An underground city, built centuries ago to ride out the devastating heat. A society under attack. And a young solar engineer whose skills may be the key to saving her city…if she doesn’t get herself killed first.

When Jossey was ten, the creatures of the aboveground took her brother and left her for dead, with horrible scars. Now, years later, she’s a successful solar engineer, working to keep her underground city’s power running, but she’s never really recovered. After she saves dozens of people during a second attack, she is offered a top-secret assignment as a field Engineer with Patrol, but fear prevents her from taking it…until Patrol finds bones near where her brother disappeared.

She signs on and finds herself catapulted into a world that is far more dangerous, and requires far more of her, than she ever imagined. The creatures and the burning heat aboveground are not the only threats facing the City, and what she learns during her assignment could cost her her life: one of the greatest threats to the City may in fact lie within. With thousands of lives at stake, can she act in time?

Aestus is an adult dystopian science-fiction series set centuries after climate change has ravaged much of Earth. An epic story of vengeance, power, shifting loyalties, and survival that looks at just how far people will go to protect what they love, brought to you by science writer S.Z. Attwell, Aestus paints a picture of a world in which far too little has changed.


5 stars

My Thoughts

Cli-Fi, or climate fiction, is not new to the world of literature. Jules Verne’s 1889 novel The Purchase of the North Pole is the earliest example I know of. However, cli-fi has seen an uptick in offerings over the past decade. Typically, cli-fi sticks to near future timelines with a distinct dystopian feel. Some novels, however, take us centuries into the future and employ unique engineering or adaptation methods to allow the characters to exist in the first place.

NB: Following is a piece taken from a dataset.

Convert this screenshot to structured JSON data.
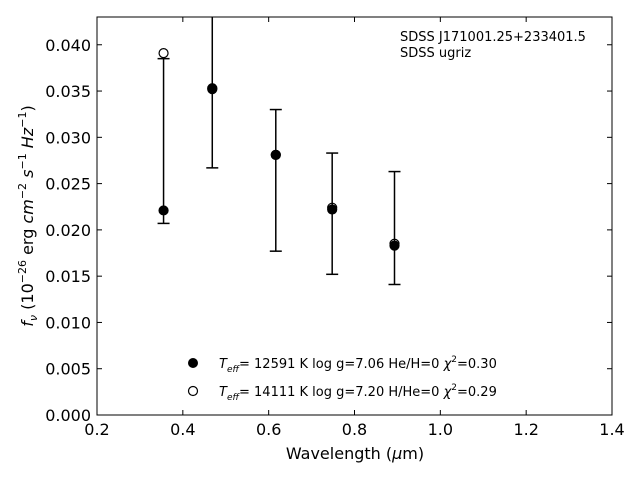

S. Z. Attwell’s Aestus: Book 1: The City is one of those books. Set long after a climate disaster that has left the surface of our planet incredibly difficult to inhabit, the story focuses on a solar engineer turned Patrol named Jossey Sokol and her discovery of the true threats to the society.

Primarily told from Jossey’s point of view, the story successfully weaves political intrigue, mystery, science fact, science fiction, classism, betrayal, action and even romance together in order to bring us into the City and beyond. This is a drama, a cli-fi that sometimes feels as operatic as Dune or Foundation. And while those two novels are set in a place far removed from Earth, Aestus: Book 1: The City is set here, and that makes it all the more possible…and very similar to the world of today.

To pull off so many elements of fiction in one book takes a lot of pages (700 or so), but the writing is smooth, without too much superfluous narration. Attwell does an outstanding job. It is easy to digest and engaging as I thought about how the present is exposed in this novel’s future. While it does end on a cliffhanger, Aestus: Book 1: The City does not leave us wondering about much. All in all, S. Z. Attwell’s novel is a fitting entry into the cli-fi library, and I look forward to reading Book 2.